通分をしようとして48を2倍にしたようです。48の横にでっかく96と書いてあります。
しかし、字が雑でかつ小さな文字を書くことが苦手なため21と足し算をする際に、自分の書いた96を90と見間違って計算をしたようです。すると答えは300分の111になりますのよね。正しくは117なわけですが。
彼は鉛筆派、それも丸まった鉛筆を使い続けるタイプで、計算をする際に一度鉛筆を削ってもらったんですが、普段の書き癖は染み付いています。
いくら難しい問題の解き方をみにつけても
中途で計算ミスをしてしまうと入試においては得点になりません。それどころか、小テストや演習、模擬試験で悪い成績をとり続けていると、自己肯定感が下がり、さらにセルフエスティームが変容していきます。つまり「自分は算数が苦手である」というセルフエスティームを持ってしまうと、そのセルフエスティームに合わせた行動をとるようになり、算数嫌いの子が生まれてしまうわけです。

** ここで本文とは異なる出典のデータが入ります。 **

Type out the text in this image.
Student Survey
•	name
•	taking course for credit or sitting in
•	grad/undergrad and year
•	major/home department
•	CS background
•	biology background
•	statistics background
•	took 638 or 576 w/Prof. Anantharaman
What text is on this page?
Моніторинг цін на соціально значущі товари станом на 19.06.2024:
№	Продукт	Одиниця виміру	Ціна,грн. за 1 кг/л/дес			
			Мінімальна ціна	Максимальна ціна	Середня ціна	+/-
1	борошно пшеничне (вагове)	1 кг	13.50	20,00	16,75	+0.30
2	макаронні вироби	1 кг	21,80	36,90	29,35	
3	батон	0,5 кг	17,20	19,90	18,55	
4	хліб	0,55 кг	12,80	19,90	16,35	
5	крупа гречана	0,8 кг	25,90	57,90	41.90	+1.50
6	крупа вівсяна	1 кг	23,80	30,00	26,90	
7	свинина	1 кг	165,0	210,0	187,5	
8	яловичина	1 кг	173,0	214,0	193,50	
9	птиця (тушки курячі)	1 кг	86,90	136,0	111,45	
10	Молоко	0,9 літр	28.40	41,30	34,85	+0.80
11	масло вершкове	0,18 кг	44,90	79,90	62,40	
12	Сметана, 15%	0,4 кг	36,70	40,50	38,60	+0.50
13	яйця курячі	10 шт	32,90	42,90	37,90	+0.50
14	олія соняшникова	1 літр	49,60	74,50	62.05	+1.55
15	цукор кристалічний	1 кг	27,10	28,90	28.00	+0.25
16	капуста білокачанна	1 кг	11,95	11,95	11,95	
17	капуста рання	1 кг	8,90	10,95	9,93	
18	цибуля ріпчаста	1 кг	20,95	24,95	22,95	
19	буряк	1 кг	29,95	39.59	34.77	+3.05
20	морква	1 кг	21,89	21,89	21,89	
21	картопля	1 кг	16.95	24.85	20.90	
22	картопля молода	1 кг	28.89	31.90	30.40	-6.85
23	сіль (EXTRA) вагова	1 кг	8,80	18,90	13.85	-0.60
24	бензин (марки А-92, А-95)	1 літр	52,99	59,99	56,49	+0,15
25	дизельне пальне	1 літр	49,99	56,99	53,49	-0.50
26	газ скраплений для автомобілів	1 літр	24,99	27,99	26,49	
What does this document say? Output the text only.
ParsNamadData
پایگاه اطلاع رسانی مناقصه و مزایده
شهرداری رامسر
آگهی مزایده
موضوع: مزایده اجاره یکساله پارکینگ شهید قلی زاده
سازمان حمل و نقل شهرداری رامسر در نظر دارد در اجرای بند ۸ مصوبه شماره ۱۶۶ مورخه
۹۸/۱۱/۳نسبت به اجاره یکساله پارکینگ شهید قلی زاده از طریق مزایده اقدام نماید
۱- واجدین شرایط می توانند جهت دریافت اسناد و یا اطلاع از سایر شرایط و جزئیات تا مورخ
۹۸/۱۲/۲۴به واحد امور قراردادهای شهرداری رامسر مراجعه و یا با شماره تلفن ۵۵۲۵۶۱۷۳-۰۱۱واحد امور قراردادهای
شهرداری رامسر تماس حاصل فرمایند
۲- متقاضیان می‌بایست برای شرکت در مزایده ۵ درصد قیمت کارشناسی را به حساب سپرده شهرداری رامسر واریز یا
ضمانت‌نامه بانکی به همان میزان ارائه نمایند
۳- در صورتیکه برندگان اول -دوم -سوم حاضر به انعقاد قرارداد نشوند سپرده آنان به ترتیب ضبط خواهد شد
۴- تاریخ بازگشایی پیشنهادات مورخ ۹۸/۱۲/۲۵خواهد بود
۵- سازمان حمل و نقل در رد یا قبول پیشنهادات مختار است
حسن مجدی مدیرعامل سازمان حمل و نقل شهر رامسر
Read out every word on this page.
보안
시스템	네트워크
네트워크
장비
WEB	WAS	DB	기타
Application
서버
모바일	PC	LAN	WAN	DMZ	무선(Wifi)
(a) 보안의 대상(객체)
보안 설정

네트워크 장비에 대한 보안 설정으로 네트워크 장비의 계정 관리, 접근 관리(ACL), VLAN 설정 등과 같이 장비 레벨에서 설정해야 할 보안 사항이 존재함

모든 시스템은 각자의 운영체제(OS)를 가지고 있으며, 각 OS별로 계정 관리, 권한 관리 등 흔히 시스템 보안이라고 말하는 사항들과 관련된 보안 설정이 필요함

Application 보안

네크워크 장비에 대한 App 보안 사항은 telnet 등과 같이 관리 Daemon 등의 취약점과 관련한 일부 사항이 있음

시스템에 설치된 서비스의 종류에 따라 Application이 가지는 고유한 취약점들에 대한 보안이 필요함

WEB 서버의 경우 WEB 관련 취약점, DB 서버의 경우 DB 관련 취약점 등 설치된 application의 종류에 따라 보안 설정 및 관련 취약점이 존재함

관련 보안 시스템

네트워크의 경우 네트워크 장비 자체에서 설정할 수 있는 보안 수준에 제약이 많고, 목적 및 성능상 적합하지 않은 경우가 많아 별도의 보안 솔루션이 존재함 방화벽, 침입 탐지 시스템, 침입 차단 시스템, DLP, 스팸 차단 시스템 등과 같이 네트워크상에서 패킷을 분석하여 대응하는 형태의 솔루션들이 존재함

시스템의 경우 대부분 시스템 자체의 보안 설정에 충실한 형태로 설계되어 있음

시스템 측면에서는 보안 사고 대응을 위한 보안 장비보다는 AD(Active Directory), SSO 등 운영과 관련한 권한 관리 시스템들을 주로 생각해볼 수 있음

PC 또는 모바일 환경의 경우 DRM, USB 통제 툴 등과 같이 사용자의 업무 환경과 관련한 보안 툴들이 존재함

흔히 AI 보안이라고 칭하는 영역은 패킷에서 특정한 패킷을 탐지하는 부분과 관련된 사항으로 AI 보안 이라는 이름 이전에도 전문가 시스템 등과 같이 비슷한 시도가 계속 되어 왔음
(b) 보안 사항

事実は小さな字が書けずにそれが原因で計算ミスをたくさんしているというだけです。
算数への理解力とは何ら関係がありません。
にも関わらず、彼は五年生の現在「僕は文系なんです」とか「算数のセンスがない」とか発言をしてしまっています。
デルガードというシャーペンを紹介しました
私も気に入っているのですが、芯先を少し長めに出しても、筆圧がかかると機構が作動して芯をガードする仕組みになっているので折れにくいです。そして芯先が長目なので小さな文字が書きやすいのです。
現在、彼はデルガードを使って小さい文字をスピーディーに書く練習の課題が出されていますが…
お母さんが「文字くらい…」と重く受け止めていない感じでしたので、きちんと家庭でのトレーニングを監督してくれるかどうかが心配です。